The Advocate was also a bitter contestant for the ads in 1998, when it argued with the council's decision that year to award the contract to the Link. One bid requirement is that the applicant have paid circulation. The Advocate argued that the Mississippi Link, which lists a fee of 50 cents on its front page, was actually a free weekly.
The Hinds County Circuit Court agreed that the Link was not qualified, but ignored the Advocate and awarded the contract to the Northside Sun, which was the second-lowest bidder. The Sun, which distributes mostly to North Jackson and nearby suburbs, contested the council's 1995 decision to award the contract to the Advocate.
All the papers involved in the squabble, including the Sun, the two black papers and, increasingly, various sections of The Clarion-Ledger, are also distributed for free in racks and boxes and even "forced circulation," which in The Clarion-Ledger's case means dropping several copies in yards in certain neighborhoods of the city. The trend in the newspaper industry, over all, is toward free circulation—because, increasingly, younger people are not willing to pay for newspapers in the Internet age.
The Association of Alternative Newsweeklies Executive Director Richard Karpel said the trend has been growing since the early 1970s of newspapers switching to free circulation products. "And even recently the trend has been moving into mainstream papers," Karpel said. "A lot of the large daily newspaper companies started (free) 'youth oriented' tabloids as advertisers recognize the importance of that market."
Following modern trends, the Jackson Free Press is distributed through "controlled circulation," meaning free-but-audited distribution of 15,000 issues with readership of nearly 40,000 in the Jackson metro, according to the 2005 national Media Audit survey.

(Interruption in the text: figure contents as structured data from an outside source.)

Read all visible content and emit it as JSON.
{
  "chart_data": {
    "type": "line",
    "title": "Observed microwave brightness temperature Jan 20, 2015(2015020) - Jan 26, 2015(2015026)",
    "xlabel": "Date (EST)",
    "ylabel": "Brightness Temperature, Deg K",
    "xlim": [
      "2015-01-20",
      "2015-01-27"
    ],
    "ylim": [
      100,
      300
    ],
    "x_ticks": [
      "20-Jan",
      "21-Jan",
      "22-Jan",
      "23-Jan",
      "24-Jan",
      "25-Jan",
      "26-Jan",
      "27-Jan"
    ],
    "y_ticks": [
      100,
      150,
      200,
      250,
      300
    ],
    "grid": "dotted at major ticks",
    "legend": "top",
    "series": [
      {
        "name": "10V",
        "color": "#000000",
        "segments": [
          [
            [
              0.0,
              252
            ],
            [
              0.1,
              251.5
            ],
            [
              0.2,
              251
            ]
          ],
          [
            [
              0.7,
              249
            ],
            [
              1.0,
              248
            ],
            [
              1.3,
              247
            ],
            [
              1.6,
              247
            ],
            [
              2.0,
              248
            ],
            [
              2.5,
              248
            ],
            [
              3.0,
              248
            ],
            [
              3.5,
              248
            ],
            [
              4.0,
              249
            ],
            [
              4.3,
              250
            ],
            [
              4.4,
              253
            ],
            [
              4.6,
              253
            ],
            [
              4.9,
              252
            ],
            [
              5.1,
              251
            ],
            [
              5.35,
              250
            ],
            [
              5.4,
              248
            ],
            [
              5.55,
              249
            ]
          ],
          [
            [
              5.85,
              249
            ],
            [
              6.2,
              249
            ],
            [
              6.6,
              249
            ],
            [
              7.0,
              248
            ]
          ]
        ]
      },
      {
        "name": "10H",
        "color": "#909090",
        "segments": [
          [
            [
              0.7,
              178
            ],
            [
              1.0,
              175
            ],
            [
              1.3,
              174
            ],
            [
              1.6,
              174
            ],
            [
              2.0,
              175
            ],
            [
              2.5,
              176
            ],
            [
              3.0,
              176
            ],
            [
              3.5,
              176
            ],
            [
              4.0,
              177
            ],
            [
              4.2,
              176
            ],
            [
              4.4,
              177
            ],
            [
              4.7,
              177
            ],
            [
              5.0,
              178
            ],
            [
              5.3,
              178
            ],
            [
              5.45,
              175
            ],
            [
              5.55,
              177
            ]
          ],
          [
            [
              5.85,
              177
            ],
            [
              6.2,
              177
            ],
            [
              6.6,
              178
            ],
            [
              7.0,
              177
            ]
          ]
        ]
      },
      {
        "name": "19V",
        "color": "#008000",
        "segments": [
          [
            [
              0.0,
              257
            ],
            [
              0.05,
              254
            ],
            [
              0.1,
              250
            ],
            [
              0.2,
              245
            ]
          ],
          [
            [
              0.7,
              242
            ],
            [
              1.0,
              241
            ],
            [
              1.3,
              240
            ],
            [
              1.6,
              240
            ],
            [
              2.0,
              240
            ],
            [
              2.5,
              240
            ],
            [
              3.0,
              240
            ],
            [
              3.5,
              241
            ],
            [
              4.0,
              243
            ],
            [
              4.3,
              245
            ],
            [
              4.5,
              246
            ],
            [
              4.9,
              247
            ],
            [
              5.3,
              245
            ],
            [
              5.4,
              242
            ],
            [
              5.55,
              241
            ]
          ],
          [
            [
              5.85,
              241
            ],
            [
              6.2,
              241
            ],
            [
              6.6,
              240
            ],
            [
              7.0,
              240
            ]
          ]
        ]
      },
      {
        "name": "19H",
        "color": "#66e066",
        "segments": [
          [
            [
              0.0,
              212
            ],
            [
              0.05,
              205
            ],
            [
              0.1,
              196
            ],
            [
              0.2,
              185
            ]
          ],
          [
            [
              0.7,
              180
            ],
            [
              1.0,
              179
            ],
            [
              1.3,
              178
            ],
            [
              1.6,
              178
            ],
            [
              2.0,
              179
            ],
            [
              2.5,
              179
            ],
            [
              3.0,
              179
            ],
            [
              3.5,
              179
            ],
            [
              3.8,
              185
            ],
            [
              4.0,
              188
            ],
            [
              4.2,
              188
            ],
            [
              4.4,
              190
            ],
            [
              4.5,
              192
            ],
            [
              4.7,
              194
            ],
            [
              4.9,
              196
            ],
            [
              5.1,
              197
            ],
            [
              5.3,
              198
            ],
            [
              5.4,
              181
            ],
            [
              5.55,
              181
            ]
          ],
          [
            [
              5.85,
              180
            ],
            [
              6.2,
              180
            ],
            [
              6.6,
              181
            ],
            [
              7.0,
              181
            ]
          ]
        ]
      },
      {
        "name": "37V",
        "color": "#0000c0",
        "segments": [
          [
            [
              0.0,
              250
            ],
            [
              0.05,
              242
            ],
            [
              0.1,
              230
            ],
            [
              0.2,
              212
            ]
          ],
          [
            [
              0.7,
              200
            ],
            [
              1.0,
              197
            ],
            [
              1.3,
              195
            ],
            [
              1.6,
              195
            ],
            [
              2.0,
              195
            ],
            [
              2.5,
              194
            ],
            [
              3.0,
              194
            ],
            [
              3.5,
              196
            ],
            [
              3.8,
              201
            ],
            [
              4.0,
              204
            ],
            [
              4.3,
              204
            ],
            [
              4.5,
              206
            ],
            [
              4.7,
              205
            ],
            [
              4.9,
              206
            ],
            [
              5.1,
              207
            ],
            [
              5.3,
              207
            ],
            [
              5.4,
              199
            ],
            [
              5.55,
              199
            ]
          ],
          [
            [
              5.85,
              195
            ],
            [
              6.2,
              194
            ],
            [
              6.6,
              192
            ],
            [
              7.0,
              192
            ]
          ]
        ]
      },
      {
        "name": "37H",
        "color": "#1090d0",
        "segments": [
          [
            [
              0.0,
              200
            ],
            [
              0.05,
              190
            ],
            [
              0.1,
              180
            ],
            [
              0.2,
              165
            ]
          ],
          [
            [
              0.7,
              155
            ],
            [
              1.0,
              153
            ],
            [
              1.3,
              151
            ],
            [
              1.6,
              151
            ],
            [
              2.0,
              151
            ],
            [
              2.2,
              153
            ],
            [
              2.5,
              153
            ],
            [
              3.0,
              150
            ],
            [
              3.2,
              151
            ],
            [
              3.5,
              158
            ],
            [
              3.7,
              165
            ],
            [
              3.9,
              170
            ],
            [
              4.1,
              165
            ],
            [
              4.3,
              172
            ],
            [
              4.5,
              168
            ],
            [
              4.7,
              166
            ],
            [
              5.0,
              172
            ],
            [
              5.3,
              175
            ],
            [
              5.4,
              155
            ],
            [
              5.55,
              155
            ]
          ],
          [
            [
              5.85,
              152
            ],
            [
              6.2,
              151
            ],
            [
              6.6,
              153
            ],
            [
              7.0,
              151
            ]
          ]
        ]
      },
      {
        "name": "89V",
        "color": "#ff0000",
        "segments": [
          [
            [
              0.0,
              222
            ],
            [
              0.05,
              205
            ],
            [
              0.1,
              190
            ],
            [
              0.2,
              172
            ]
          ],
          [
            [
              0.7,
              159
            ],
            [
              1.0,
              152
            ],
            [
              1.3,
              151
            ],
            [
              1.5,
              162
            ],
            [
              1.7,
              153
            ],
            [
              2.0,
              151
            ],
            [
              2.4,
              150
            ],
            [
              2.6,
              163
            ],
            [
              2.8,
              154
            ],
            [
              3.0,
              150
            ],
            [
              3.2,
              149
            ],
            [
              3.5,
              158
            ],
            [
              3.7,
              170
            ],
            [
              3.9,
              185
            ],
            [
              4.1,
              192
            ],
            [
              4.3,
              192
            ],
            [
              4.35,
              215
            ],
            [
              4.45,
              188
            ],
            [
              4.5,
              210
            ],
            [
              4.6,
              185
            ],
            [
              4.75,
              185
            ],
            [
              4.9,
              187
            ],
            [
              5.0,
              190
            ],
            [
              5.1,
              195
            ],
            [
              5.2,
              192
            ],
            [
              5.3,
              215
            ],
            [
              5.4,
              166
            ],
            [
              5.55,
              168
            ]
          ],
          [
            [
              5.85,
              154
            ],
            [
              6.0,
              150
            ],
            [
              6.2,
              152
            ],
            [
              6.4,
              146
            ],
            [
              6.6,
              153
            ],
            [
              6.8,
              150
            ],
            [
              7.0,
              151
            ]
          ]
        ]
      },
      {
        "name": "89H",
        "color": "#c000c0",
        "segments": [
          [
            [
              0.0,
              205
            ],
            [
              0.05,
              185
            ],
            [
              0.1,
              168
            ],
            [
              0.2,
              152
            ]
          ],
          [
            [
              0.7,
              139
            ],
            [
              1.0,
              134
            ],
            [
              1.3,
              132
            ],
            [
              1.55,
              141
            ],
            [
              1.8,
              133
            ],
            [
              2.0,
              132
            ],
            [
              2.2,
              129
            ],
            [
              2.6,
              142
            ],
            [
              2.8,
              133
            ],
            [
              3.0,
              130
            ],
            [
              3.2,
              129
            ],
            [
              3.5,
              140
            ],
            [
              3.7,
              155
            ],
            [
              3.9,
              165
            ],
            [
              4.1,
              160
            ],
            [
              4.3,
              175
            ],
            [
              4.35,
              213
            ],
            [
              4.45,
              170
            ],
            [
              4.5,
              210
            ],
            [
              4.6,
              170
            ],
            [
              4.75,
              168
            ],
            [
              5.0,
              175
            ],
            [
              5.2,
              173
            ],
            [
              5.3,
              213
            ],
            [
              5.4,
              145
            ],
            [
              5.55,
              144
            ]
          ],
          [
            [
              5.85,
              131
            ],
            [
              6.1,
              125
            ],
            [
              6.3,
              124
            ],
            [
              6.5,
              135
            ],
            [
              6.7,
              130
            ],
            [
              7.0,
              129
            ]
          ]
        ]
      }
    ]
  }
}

While council members prepare for a veto override, the contract will remain with the last contract winner, The Clarion-Ledger.
Garrett's attorney Dorsey Carson Jr. said the contract had no legal reason for dispute. "The mayor stated on record that his veto was because it would be better in a paper of mass circulation. Well, he specifically said he wants it in The Clarion-Ledger, but to me there's no clearer breach of the statute than to say he wants it to go to a specific paper. This was the council's decision. Not the mayor's."
Garrett said vindictiveness fuels the mayor's decision.
"The mayor does not want anybody who had any support for (former Mayor) Harvey Johnson to have any work with the city," Garrett said. "I doubt the mayor is really making this decision for the betterment of the city. If the Link gets the bids, companies will know to look in my paper for the ads, or they'll subscribe to it or buy it off the stand or just go to our Web site and read it for free, because they'll be posted on our Web site just like they would be posted on the Clarion-Ledger."
Melton also said The Clarion-Ledger is published online and would reach more viewers through the Internet, saying online publishing would be critical to the city in the aftermath of Hurricane Katrina.
Garrett contested that argument. "If you want to look at the limitless circulation involved in online publication, you could say we're the same size as The Clarion-Ledger," Garrett said. "This is nothing but personal."
Barrett Simon said she "could see how Garrett would feel that way."
"The statute calls for the lowest bid. It doesn't say anything about the best bid," Barrett Simon said. "We voted for the lowest bid. The council tried to do what was right."
Other people contracted or employed by the city have called Melton's interference in city contract awards and firings "personal."
Last month, Southeastern Consulting Group Inc. President James Covington, also an avid Johnson supporter in the last election, accused Melton of canceling an extension of the city's communications tower upkeep contract with his company out of vengeance.
"There's no question that this man is capable of vindictiveness," Covington said last month.